Snap elections, less than a year after the last polls, have been a key demand of Shia Muslim cleric Moqtada Sadr, whose supporters have battled state security forces in violence that began on Monday.
“The holding of new early elections in accordance with a national consensus represents a way out of the stifling crisis,” Saleh said in a speech.
“It guarantees political and social stability and responds to the aspirations of the Iraqi people.”
Saleh spoke hours after Sadr’s supporters withdrew from Baghdad’s Green Zone after nearly 24 hours of clashes pitting them against the army and Shia factions backed by neighboring Iran.
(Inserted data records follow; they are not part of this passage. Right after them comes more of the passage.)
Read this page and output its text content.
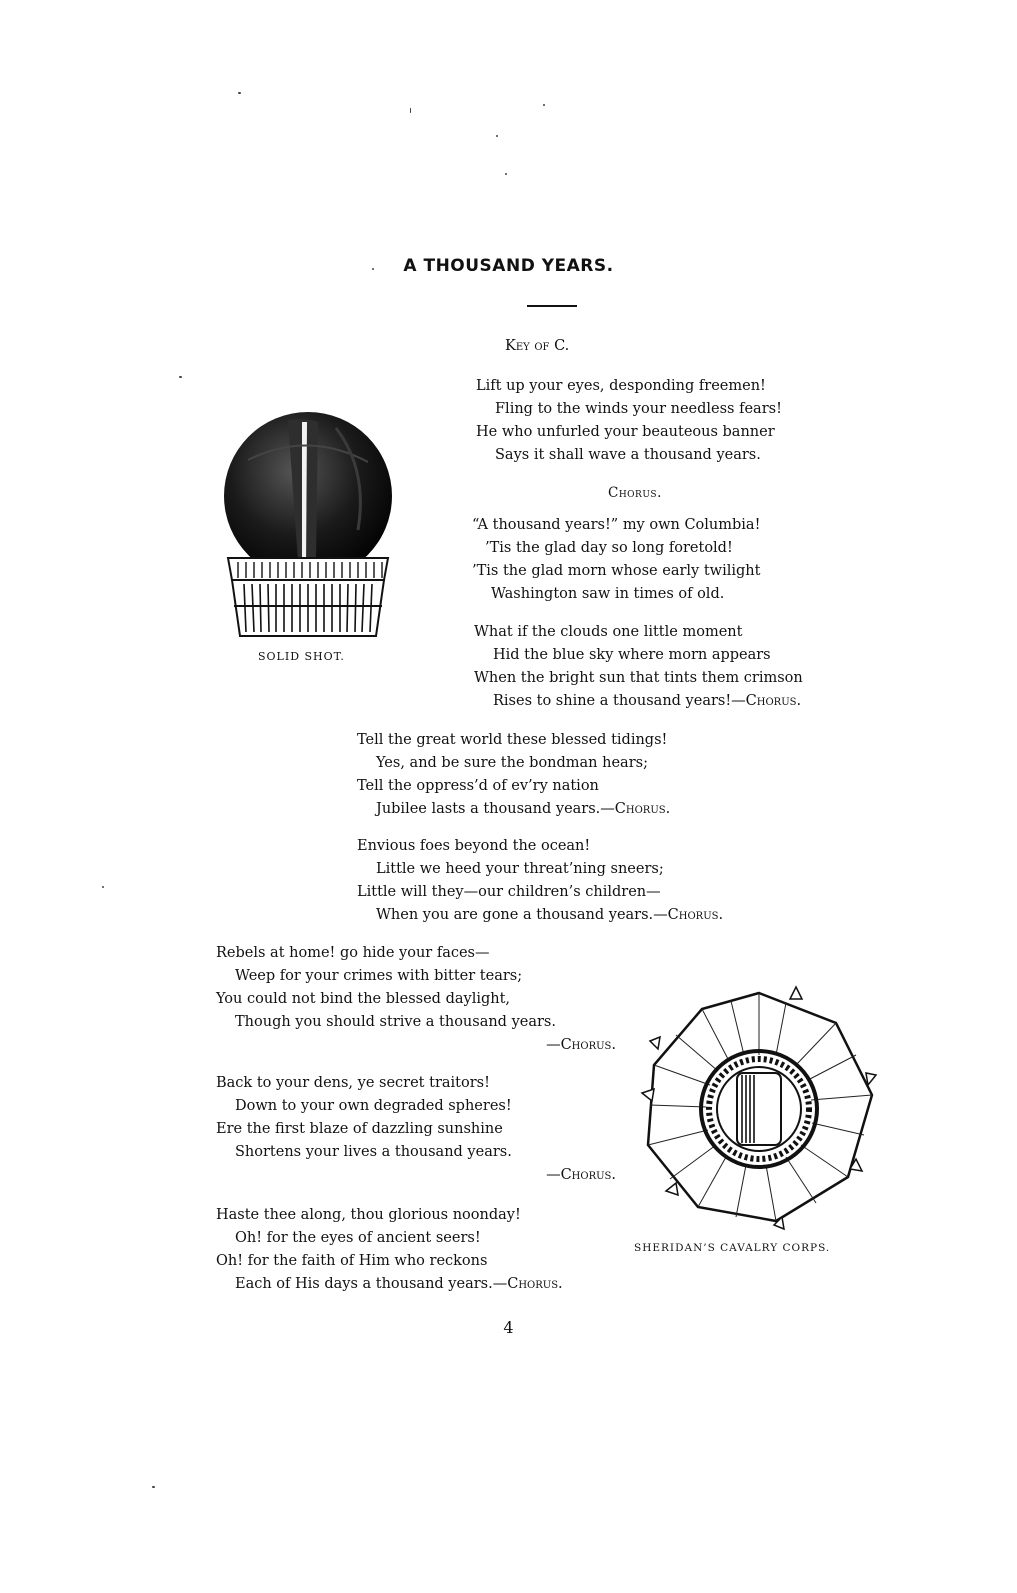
A THOUSAND YEARS.
Key of C.
Lift up your eyes, desponding freemen!
Fling to the winds your needless fears!
He who unfurled your beauteous banner
Says it shall wave a thousand years.
Chorus.
“A thousand years!” my own Columbia!
’Tis the glad day so long foretold!
’Tis the glad morn whose early twilight
Washington saw in times of old.
What if the clouds one little moment
Hid the blue sky where morn appears
When the bright sun that tints them crimson
Rises to shine a thousand years!—Chorus.
Tell the great world these blessed tidings!
Yes, and be sure the bondman hears;
Tell the oppress’d of ev’ry nation
Jubilee lasts a thousand years.—Chorus.
Envious foes beyond the ocean!
Little we heed your threat’ning sneers;
Little will they—our children’s children—
When you are gone a thousand years.—Chorus.
Rebels at home! go hide your faces—
Weep for your crimes with bitter tears;
You could not bind the blessed daylight,
Though you should strive a thousand years.
—Chorus.
Back to your dens, ye secret traitors!
Down to your own degraded spheres!
Ere the first blaze of dazzling sunshine
Shortens your lives a thousand years.
—Chorus.
Haste thee along, thou glorious noonday!
Oh! for the eyes of ancient seers!
Oh! for the faith of Him who reckons
Each of His days a thousand years.—Chorus.
SOLID SHOT.
SHERIDAN’S CAVALRY CORPS.
4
Thirty Sadr supporters were shot dead and at least 570 others were injured after fighting which began on Monday when
Sadr loyalists stormed the government palace after their leader announced he was quitting politics.
Sadr and his supporters have launched calls for the dissolution of parliament and new parliamentary elections after months of political paralysis.
Under the constitution, parliament can only be dissolved by an absolute majority vote of the chamber, at the request of one-third of the deputies or of the prime minister with the approval of the president.
Sadr’s bloc emerged from last October’s elections as the largest in the legislature, with 73 seats, but nowhere near a majority.
Since then, the country has been plunged into a political stalemate due to a disagreement between Shia factions over the formation of a coalition.
In June, its lawmakers resigned in a bid to break the deadlock.
Sadr’s supporters had been staging a sit-in outside the Iraqi parliament for weeks, after storming inside the legislature on July 30.